8 Stop 7: Jackenmoos mire – the formation of kettle holes and its importance for postglacial processes (Fig. 7)

The detachment of ice fragments from the glacier to form dead ice is a common process during meltdown. Sinks or kettle holes can result if dead ice is buried by sediments. They are typically prevalent in terminal moraines (see Fig. 3) or associated with ice wastage deposits. Kettle holes often appear in larger fields with numerous kettles side by side. Depending on sediment and water inflow, these forms may contain (ephemeral) bodies of standing water. Through horizontal or vertical terrestrialisation (small) lakes may also turn into kettle hole mires (Fig. 7). In the process of terrestrialisation waterbodies can be completely covered by a floating vegetation mat and peat (Fig. 7c). The contrast between the floating mat, the waterbody, the underlying material, and the rim of the kettle can be discriminated by electrical resistivity tomography well (Fig. 7b). The unusual high resistivity of the waterbody is a function of low mineralisation.

9 Stop 8: Ibmer Moor peat bog – natural trail (Fig. 8)

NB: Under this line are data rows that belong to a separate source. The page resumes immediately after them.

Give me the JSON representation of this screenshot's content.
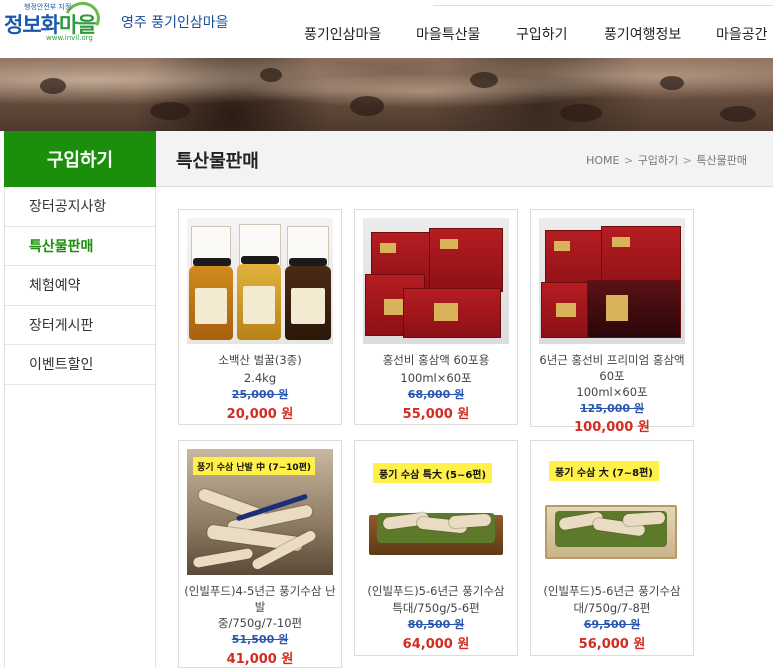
{
  "header": {
    "logo_top": "행정안전부 지정",
    "logo_main_a": "정보화",
    "logo_main_b": "마을",
    "logo_url": "www.invil.org",
    "village_name": "영주 풍기인삼마을"
  },
  "gnb": [
    "풍기인삼마을",
    "마을특산물",
    "구입하기",
    "풍기여행정보",
    "마을공간"
  ],
  "sidebar": {
    "title": "구입하기",
    "items": [
      {
        "label": "장터공지사항",
        "active": false
      },
      {
        "label": "특산물판매",
        "active": true
      },
      {
        "label": "체험예약",
        "active": false
      },
      {
        "label": "장터게시판",
        "active": false
      },
      {
        "label": "이벤트할인",
        "active": false
      }
    ]
  },
  "content": {
    "title": "특산물판매",
    "breadcrumb": [
      "HOME",
      "구입하기",
      "특산물판매"
    ],
    "breadcrumb_sep": ">"
  },
  "products": [
    {
      "name": "소백산 벌꿀(3종)",
      "spec": "2.4kg",
      "original_price": "25,000 원",
      "sale_price": "20,000 원",
      "image_icon": "honey-jars"
    },
    {
      "name": "홍선비 홍삼액 60포용",
      "spec": "100ml×60포",
      "original_price": "68,000 원",
      "sale_price": "55,000 원",
      "image_icon": "red-ginseng-boxes"
    },
    {
      "name": "6년근 홍선비 프리미엄 홍삼액 60포",
      "spec": "100ml×60포",
      "original_price": "125,000 원",
      "sale_price": "100,000 원",
      "image_icon": "premium-red-ginseng-boxes"
    },
    {
      "name": "(인빌푸드)4-5년근 풍기수삼 난발",
      "spec": "중/750g/7-10편",
      "original_price": "51,500 원",
      "sale_price": "41,000 원",
      "image_icon": "ginseng-roots",
      "image_tag": "풍기 수삼 난발 中 (7~10편)"
    },
    {
      "name": "(인빌푸드)5-6년근 풍기수삼",
      "spec": "특대/750g/5-6편",
      "original_price": "80,500 원",
      "sale_price": "64,000 원",
      "image_icon": "ginseng-tray",
      "image_tag": "풍기 수삼 특大 (5~6편)"
    },
    {
      "name": "(인빌푸드)5-6년근 풍기수삼",
      "spec": "대/750g/7-8편",
      "original_price": "69,500 원",
      "sale_price": "56,000 원",
      "image_icon": "ginseng-box",
      "image_tag": "풍기 수삼 大 (7~8편)"
    }
  ],
  "colors": {
    "accent_green": "#1b8e0b",
    "sale_red": "#d52b1e",
    "original_blue": "#2b56b0"
  }
}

The “Ibmer Moor” is the largest peat bog area in Austria. This stop on the natural trail gives an overview of some relatively undisturbed parts of the peat bog. While the peat bog in the southern part (located in the federal state of Salzburg) was completely exploited (and thus destroyed), the northern, Upper Austrian part remained better preserved. Large parts of the peat bog formed through late-glacial to Holocene terrestrialisation of a lake that had been left after deglaciation. This process was promoted by the water depth of only a few metres. Climate relaxation is indicated by lake marl deposition often present below the peat. Two small residual lakes are still left from the ongoing process of terrestrialisation (Lake Heratinger See and Lake Leitensee).